Biggest rebellion since 2014 as investors attack multimillion-pound deals and share awards for Christopher Bailey and finance chief Julie Brown.

A third of Burberry’s shareholders have failed to back the luxury brand’s remuneration report in a protest over high pay.

Investors representing just over 32% of voting shares rejected the report with more investors withholding their votes despite recent attempts to appease their anger by reducing overall pay deals.

The rebellion was the biggest since 2014, when more than half of shareholders voted against director pay at the British fashion house.

At Burberry’s annual meeting in central London on Thursday morning, the chairman, John Peace, defended the pay packages for key executives including Christopher Bailey, who was joint chief creative director and chief executive until last week, and the new chief operating officer and finance officer, Julie Brown.

Bailey’s total remuneration last year rose from £1.9m to £3.5m.

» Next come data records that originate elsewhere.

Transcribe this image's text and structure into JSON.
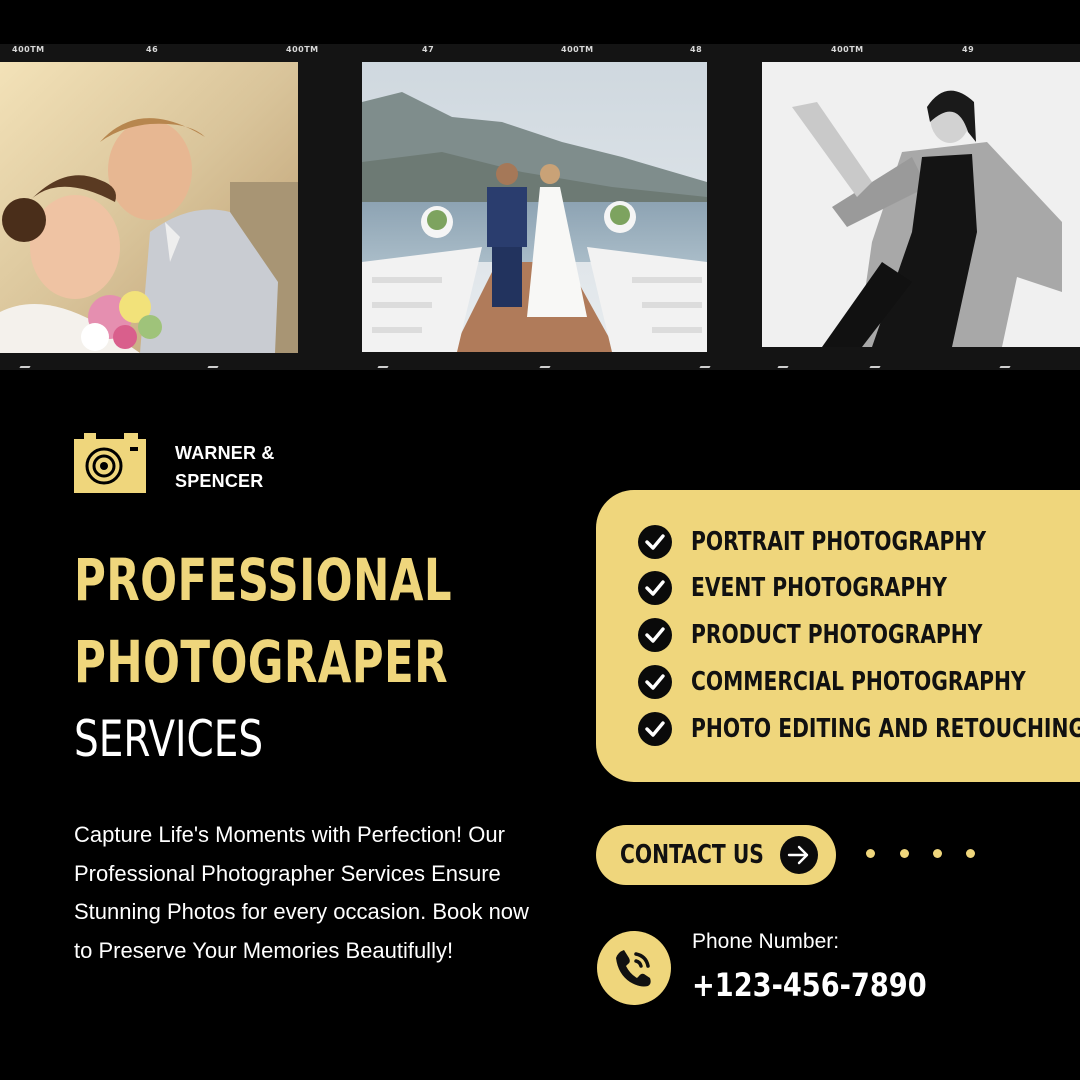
{
  "film_strip": {
    "codes": [
      "400TM",
      "46",
      "400TM",
      "47",
      "400TM",
      "48",
      "400TM",
      "49"
    ],
    "photos": [
      {
        "icon": "couple-portrait-photo"
      },
      {
        "icon": "beach-wedding-photo"
      },
      {
        "icon": "fashion-model-photo"
      }
    ]
  },
  "brand": {
    "line1": "WARNER &",
    "line2": "SPENCER",
    "icon": "camera-icon"
  },
  "headline": {
    "line1": "PROFESSIONAL",
    "line2": "PHOTOGRAPER",
    "line3": "SERVICES"
  },
  "description": "Capture Life's Moments with Perfection! Our Professional Photographer Services Ensure Stunning Photos for every occasion. Book now to Preserve Your Memories Beautifully!",
  "services": [
    {
      "label": "PORTRAIT PHOTOGRAPHY"
    },
    {
      "label": "EVENT PHOTOGRAPHY"
    },
    {
      "label": "PRODUCT PHOTOGRAPHY"
    },
    {
      "label": "COMMERCIAL PHOTOGRAPHY"
    },
    {
      "label": "PHOTO EDITING AND RETOUCHING"
    }
  ],
  "contact": {
    "button_label": "CONTACT US",
    "phone_caption": "Phone Number:",
    "phone_number": "+123-456-7890"
  },
  "colors": {
    "accent": "#EFD67C",
    "background": "#000000",
    "text": "#FFFFFF"
  }
}
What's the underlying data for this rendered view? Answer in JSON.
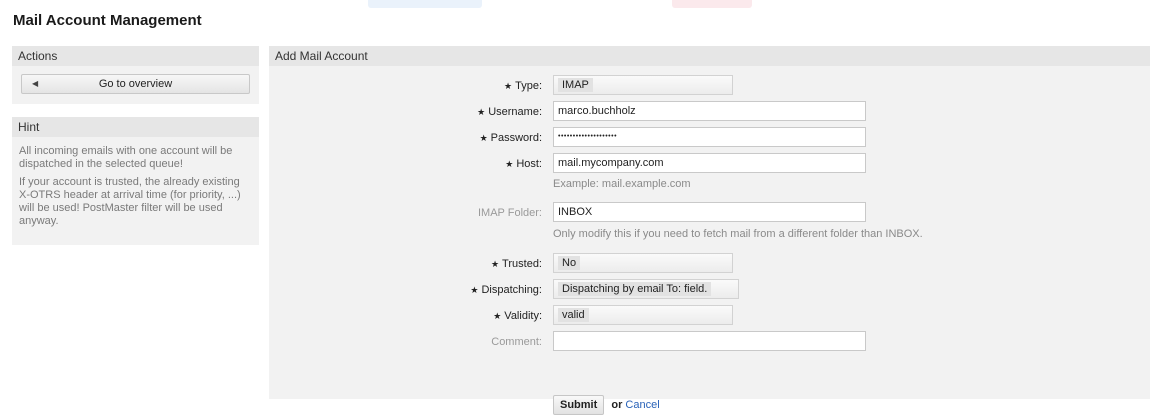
{
  "page": {
    "title": "Mail Account Management"
  },
  "sidebar": {
    "actions": {
      "header": "Actions",
      "overview_button": "Go to overview"
    },
    "hint": {
      "header": "Hint",
      "paragraphs": [
        "All incoming emails with one account will be dispatched in the selected queue!",
        "If your account is trusted, the already existing X-OTRS header at arrival time (for priority, ...) will be used! PostMaster filter will be used anyway."
      ]
    }
  },
  "main": {
    "header": "Add Mail Account",
    "form": {
      "type": {
        "label": "Type:",
        "value": "IMAP"
      },
      "username": {
        "label": "Username:",
        "value": "marco.buchholz"
      },
      "password": {
        "label": "Password:",
        "value": "••••••••••••••••••••"
      },
      "host": {
        "label": "Host:",
        "value": "mail.mycompany.com",
        "help": "Example: mail.example.com"
      },
      "imap_folder": {
        "label": "IMAP Folder:",
        "value": "INBOX",
        "help": "Only modify this if you need to fetch mail from a different folder than INBOX."
      },
      "trusted": {
        "label": "Trusted:",
        "value": "No"
      },
      "dispatching": {
        "label": "Dispatching:",
        "value": "Dispatching by email To: field."
      },
      "validity": {
        "label": "Validity:",
        "value": "valid"
      },
      "comment": {
        "label": "Comment:",
        "value": ""
      },
      "submit_label": "Submit",
      "or_text": "or",
      "cancel_label": "Cancel"
    }
  },
  "required_marker": "★"
}
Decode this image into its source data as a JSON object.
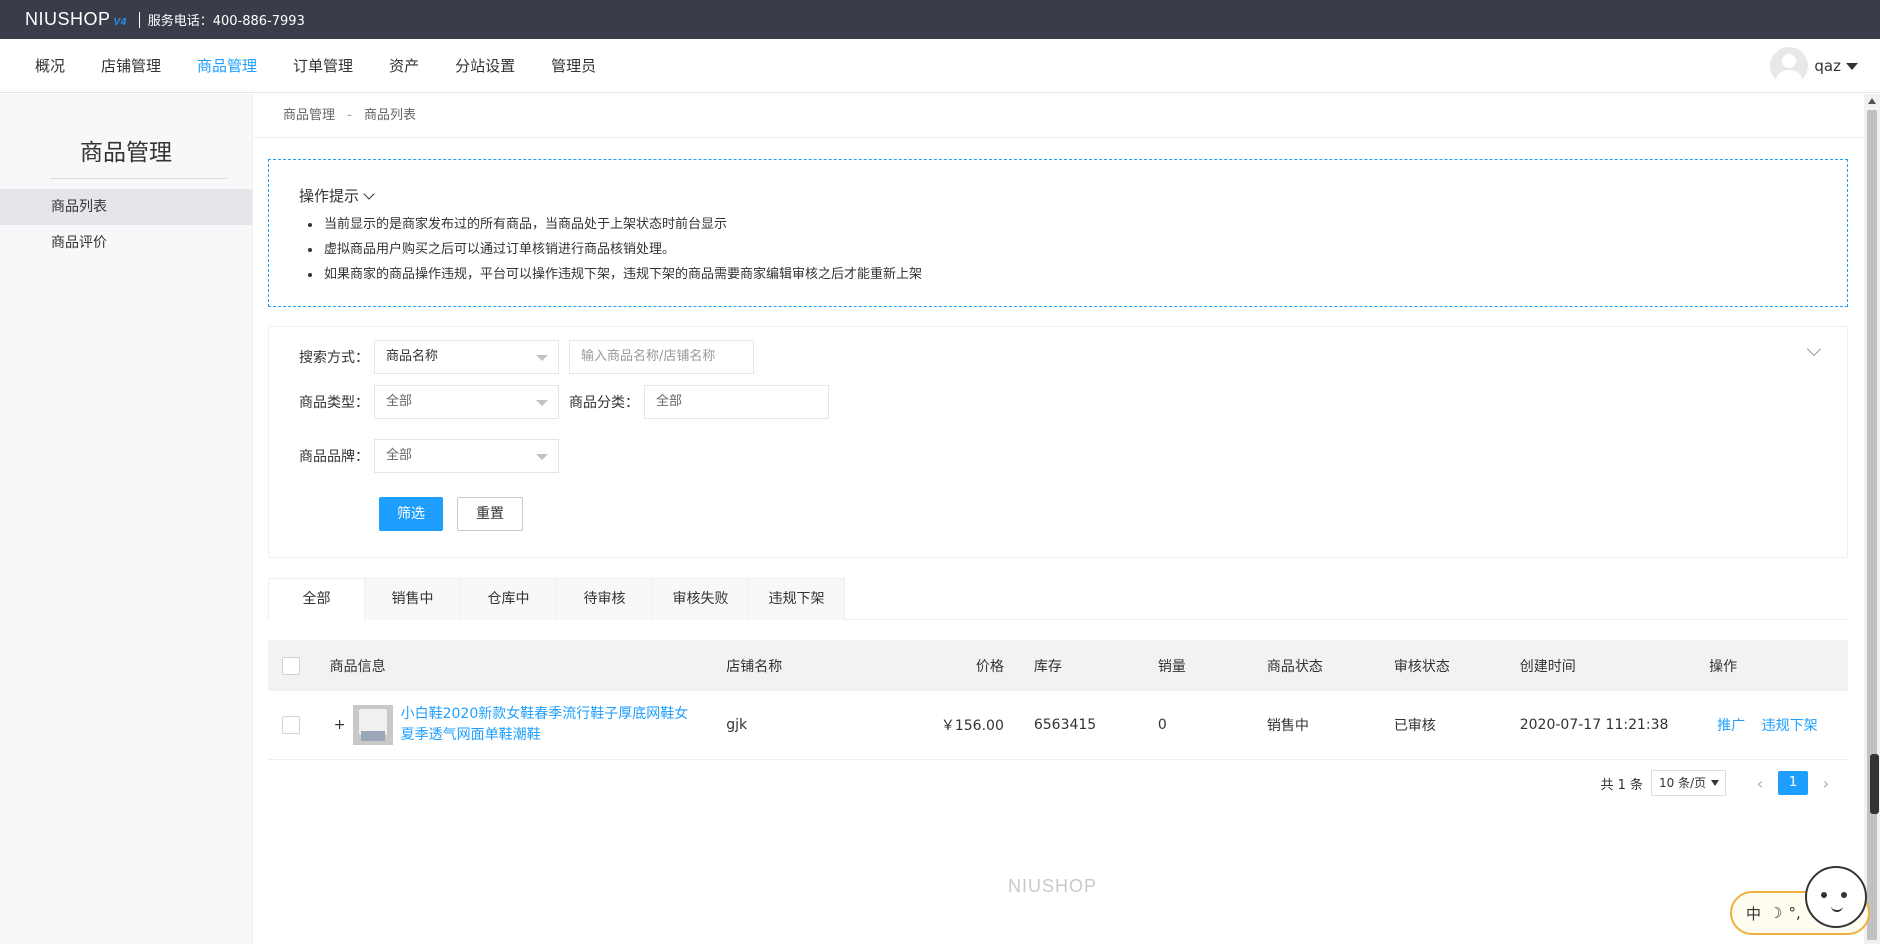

While he waived his entitlement to any annual bonus for the year, his total was boosted by a £1.4m payout from an award of shares from a 2014 plan.

This month he will also receive shares worth £10.5m – 600,000 of the 1m shares he was awarded in 2013, when the company was concerned that he might be poached by a rival.

Brown, who joined from medical supplies group Smith & Nephew, was paid £4.7m between January and March 2017, including a golden hello of £4.5m consisting of £4m in shares and £550,000 in cash. However, she handed £1.6m of the award back after complaints from shareholder advisory groups.

Peace, who has signalled he will step down by the end of next year, said after the AGM: “My job is to work with the board and remuneration committee to do what’s right for the longer term. My job is to get the best we can for the company and I think in Julie we have an absolute star.”